New York is a service-based economy, and anytime you have a system like that, cost of living becomes an issue. While the finance bros working 80-hour weeks might be able to afford NYC prices, there’s a three-headed dragon wreaking havoc on everyone else…real estate.
The first head is the demographic problem, which comes naturally with being part of the fastest-aging region in the US. Many of these lifelong New Yorkers are aging into retirement, and it doesn’t make sense to stay there anymore. So we are amid a mass exodus of lifelong NYC service workers.
The second head was/is COVID. Once people realized they could work remotely and live a more spacious life outside the city, many didn’t want to crawl back into their studio apartments. Yes, NYC has made a more robust recovery than San Francisco, but it’s still not quite back to how it was. The government is taking quite a hit for each person that never returned to the city.

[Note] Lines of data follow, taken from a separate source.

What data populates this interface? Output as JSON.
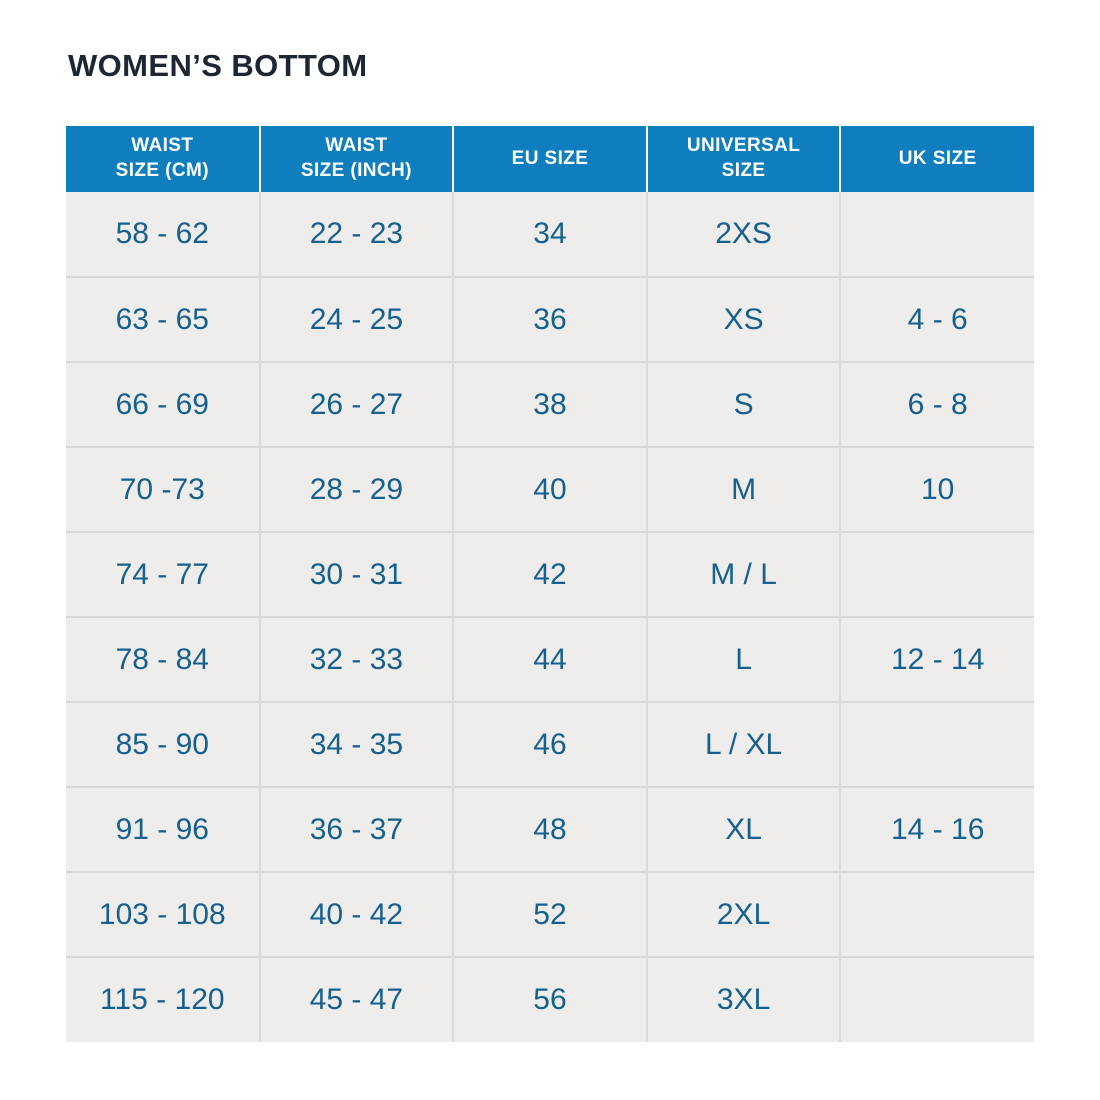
{
  "page": {
    "title": "WOMEN’S BOTTOM"
  },
  "colors": {
    "header_bg": "#0e7ebf",
    "header_text": "#ffffff",
    "row_bg": "#eeedec",
    "cell_text": "#15608f",
    "title_text": "#1d2733",
    "grid_line": "#d9d8d6",
    "col_line": "#dcdbd9"
  },
  "table": {
    "columns": [
      {
        "id": "waist_cm",
        "label": "WAIST\nSIZE (CM)"
      },
      {
        "id": "waist_inch",
        "label": "WAIST\nSIZE (INCH)"
      },
      {
        "id": "eu_size",
        "label": "EU SIZE"
      },
      {
        "id": "universal_size",
        "label": "UNIVERSAL\nSIZE"
      },
      {
        "id": "uk_size",
        "label": "UK SIZE"
      }
    ],
    "rows": [
      [
        "58 - 62",
        "22 - 23",
        "34",
        "2XS",
        ""
      ],
      [
        "63 - 65",
        "24 - 25",
        "36",
        "XS",
        "4 - 6"
      ],
      [
        "66 - 69",
        "26 - 27",
        "38",
        "S",
        "6 - 8"
      ],
      [
        "70 -73",
        "28 - 29",
        "40",
        "M",
        "10"
      ],
      [
        "74 - 77",
        "30 - 31",
        "42",
        "M / L",
        ""
      ],
      [
        "78 - 84",
        "32 - 33",
        "44",
        "L",
        "12 - 14"
      ],
      [
        "85 - 90",
        "34 - 35",
        "46",
        "L / XL",
        ""
      ],
      [
        "91 - 96",
        "36 - 37",
        "48",
        "XL",
        "14 - 16"
      ],
      [
        "103 - 108",
        "40 - 42",
        "52",
        "2XL",
        ""
      ],
      [
        "115 - 120",
        "45 - 47",
        "56",
        "3XL",
        ""
      ]
    ]
  },
  "chart_data": {
    "type": "table",
    "title": "WOMEN’S BOTTOM",
    "columns": [
      "WAIST SIZE (CM)",
      "WAIST SIZE (INCH)",
      "EU SIZE",
      "UNIVERSAL SIZE",
      "UK SIZE"
    ],
    "rows": [
      [
        "58 - 62",
        "22 - 23",
        "34",
        "2XS",
        ""
      ],
      [
        "63 - 65",
        "24 - 25",
        "36",
        "XS",
        "4 - 6"
      ],
      [
        "66 - 69",
        "26 - 27",
        "38",
        "S",
        "6 - 8"
      ],
      [
        "70 -73",
        "28 - 29",
        "40",
        "M",
        "10"
      ],
      [
        "74 - 77",
        "30 - 31",
        "42",
        "M / L",
        ""
      ],
      [
        "78 - 84",
        "32 - 33",
        "44",
        "L",
        "12 - 14"
      ],
      [
        "85 - 90",
        "34 - 35",
        "46",
        "L / XL",
        ""
      ],
      [
        "91 - 96",
        "36 - 37",
        "48",
        "XL",
        "14 - 16"
      ],
      [
        "103 - 108",
        "40 - 42",
        "52",
        "2XL",
        ""
      ],
      [
        "115 - 120",
        "45 - 47",
        "56",
        "3XL",
        ""
      ]
    ]
  }
}
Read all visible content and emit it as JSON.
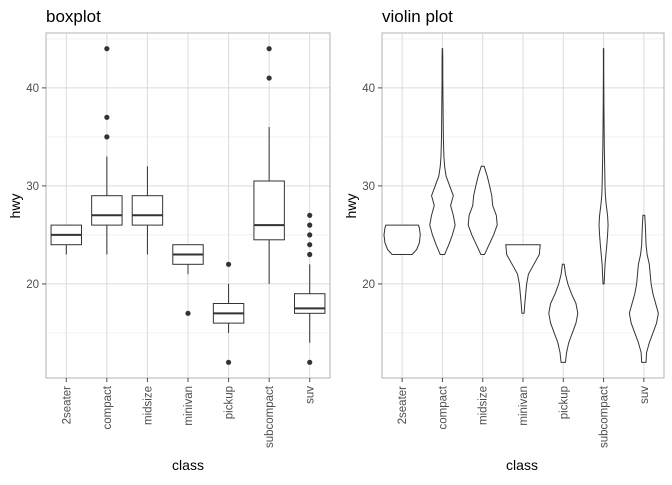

This dragon’s third and worst head is international fear and its impact on rent prices. As economies across the globe enter a state of flux, there’s nothing quite like parking your assets in a 50th-floor penthouse apartment in NYC (even better if you never step foot in it). For people who actually want to live in the city (like my social media manager), that means crazy rent prices and low inventory.
Does this mean that NYC is done? Of course not. For many, this probably sounds like the status quo for the world’s financial capital. However, the business models for the private sector and the government will have to change if NYC wants to thrive for years to come.